Gabriella Sozzi1, Mattia Boeri1, Marta Rossi1, Carla Verri1, Paola Suatoni1, Francesca Bravi1, Luca Roz1, Davide Conte1, Michela Grassi1, Nicola Sverzellati1, Alfonso Marchianò1, Eva Negri1, Carlo La Vecchia1, Ugo Pastorino1
1Gabriella Sozzi, Mattia Boeri, Carla Verri, Paola Suatoni, Luca Roz, Davide Conte, Michela Grassi, Tumor Genomics Unit; Ugo Pastorino, Thoracic Surgery Unit; Alfonso Marchiano, Radiology Unit, Fondazione Istituto Di Ricovero e Cura a Carattere Scientifico (IRCCS), Istituto Nazionale dei Tumori; Marta Rossi, Francesca Bravi, Eva Negri, Carlo La Vecchia, IRCCS-Istituto di Ricerche Farmacologiche “Mario Negri”; Francesca Bravi and Carlo La Vecchia, University of Milan, Milan; and Nicola Sverzellati,...
Tóm tắt
Purpose Recent screening trial results indicate that low-dose computed tomography (LDCT) reduces lung cancer mortality in high-risk patients. However, high false-positive rates, costs, and potential harms highlight the need for complementary biomarkers. The diagnostic performance of a noninvasive plasma microRNA signature classifier (MSC) was retrospectively evaluated in samples prospectively collected from smokers within the randomized Multicenter Italian Lung Detection (MILD) trial. Patients and Methods Plasma samples from 939 participants, including 69 patients with lung cancer and 870 disease-free individuals (n = 652, LDCT arm; n = 287, observation arm) were analyzed by using a quantitative reverse transcriptase polymerase chain reaction–based assay for MSC. Diagnostic performance of MSC was evaluated in a blinded validation study that used prespecified risk groups.

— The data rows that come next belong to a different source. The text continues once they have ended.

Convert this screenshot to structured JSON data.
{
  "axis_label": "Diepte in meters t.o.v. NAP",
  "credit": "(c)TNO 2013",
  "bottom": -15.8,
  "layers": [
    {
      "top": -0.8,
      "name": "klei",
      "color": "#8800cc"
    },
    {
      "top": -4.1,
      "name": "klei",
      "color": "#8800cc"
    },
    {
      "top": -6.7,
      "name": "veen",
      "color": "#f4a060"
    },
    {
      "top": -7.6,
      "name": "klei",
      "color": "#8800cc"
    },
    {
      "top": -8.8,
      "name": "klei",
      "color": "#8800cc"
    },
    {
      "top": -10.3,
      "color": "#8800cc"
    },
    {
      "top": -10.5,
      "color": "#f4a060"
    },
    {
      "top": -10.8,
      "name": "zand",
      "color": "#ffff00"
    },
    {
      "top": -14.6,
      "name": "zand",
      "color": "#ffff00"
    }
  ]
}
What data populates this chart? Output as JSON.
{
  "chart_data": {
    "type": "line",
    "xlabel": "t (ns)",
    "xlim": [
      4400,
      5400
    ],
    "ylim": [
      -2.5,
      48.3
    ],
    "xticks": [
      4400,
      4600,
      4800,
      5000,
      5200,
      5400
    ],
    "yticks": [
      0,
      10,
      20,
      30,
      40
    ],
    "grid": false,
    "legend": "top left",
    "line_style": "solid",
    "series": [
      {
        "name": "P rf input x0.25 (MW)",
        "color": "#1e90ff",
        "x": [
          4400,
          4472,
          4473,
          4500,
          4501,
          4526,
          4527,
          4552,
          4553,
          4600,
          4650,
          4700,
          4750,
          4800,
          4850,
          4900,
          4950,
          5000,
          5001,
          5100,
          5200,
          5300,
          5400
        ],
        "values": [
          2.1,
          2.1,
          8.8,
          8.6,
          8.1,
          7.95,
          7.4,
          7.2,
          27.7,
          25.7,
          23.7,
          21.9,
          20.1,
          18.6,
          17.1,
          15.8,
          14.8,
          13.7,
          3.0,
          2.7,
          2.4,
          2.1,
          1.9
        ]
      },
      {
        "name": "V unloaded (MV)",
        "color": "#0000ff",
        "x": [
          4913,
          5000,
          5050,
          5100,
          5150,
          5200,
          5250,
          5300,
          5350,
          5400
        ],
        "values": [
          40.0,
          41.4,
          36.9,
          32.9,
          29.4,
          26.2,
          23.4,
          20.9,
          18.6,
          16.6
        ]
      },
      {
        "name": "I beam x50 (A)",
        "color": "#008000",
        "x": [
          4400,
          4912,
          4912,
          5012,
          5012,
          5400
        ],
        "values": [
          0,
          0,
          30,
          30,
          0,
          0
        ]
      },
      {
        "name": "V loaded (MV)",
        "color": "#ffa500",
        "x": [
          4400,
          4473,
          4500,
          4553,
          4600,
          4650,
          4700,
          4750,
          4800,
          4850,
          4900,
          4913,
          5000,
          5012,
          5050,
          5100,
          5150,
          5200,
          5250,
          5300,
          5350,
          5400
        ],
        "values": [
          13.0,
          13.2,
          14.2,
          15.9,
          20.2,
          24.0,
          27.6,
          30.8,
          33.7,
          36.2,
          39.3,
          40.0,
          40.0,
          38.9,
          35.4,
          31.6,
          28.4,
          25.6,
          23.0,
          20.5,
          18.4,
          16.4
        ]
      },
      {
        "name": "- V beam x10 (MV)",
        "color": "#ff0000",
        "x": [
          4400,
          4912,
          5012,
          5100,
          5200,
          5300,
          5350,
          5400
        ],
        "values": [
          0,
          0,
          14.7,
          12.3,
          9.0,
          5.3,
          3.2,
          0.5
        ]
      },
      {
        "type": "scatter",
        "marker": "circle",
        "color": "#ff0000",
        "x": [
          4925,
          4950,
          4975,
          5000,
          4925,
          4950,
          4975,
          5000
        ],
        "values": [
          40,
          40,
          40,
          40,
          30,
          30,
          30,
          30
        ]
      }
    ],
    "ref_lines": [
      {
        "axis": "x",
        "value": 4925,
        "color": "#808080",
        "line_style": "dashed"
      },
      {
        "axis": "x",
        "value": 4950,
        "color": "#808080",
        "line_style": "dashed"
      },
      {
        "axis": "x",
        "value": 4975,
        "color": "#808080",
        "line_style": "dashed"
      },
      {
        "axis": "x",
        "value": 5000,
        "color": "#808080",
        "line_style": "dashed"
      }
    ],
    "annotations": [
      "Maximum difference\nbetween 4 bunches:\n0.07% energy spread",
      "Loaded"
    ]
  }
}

Results The diagnostic performance of MSC for lung cancer detection was 87% for sensitivity and 81% for specificity across both arms, and 88% and 80%, respectively, in the LDCT arm. For all patients, MSC had a negative predictive value of 99% and 99.86% for detection and death as a result of disease, respectively. LDCT had sensitivity of 79% and specificity of 81% with a false-positive rate of 19.4%. Diagnostic performance of MSC was confirmed by time dependency analysis. Combination of both MSC and LDCT resulted in a five-fold reduction of LDCT false-positive rate to 3.7%. MSC risk groups were significantly associated with survival (χ12 = 49.53; P < .001). Conclusion This large validation study indicates that MSC has predictive, diagnostic, and prognostic value and could reduce the false-positive rate of LDCT, thus improving the efficacy of lung cancer screening.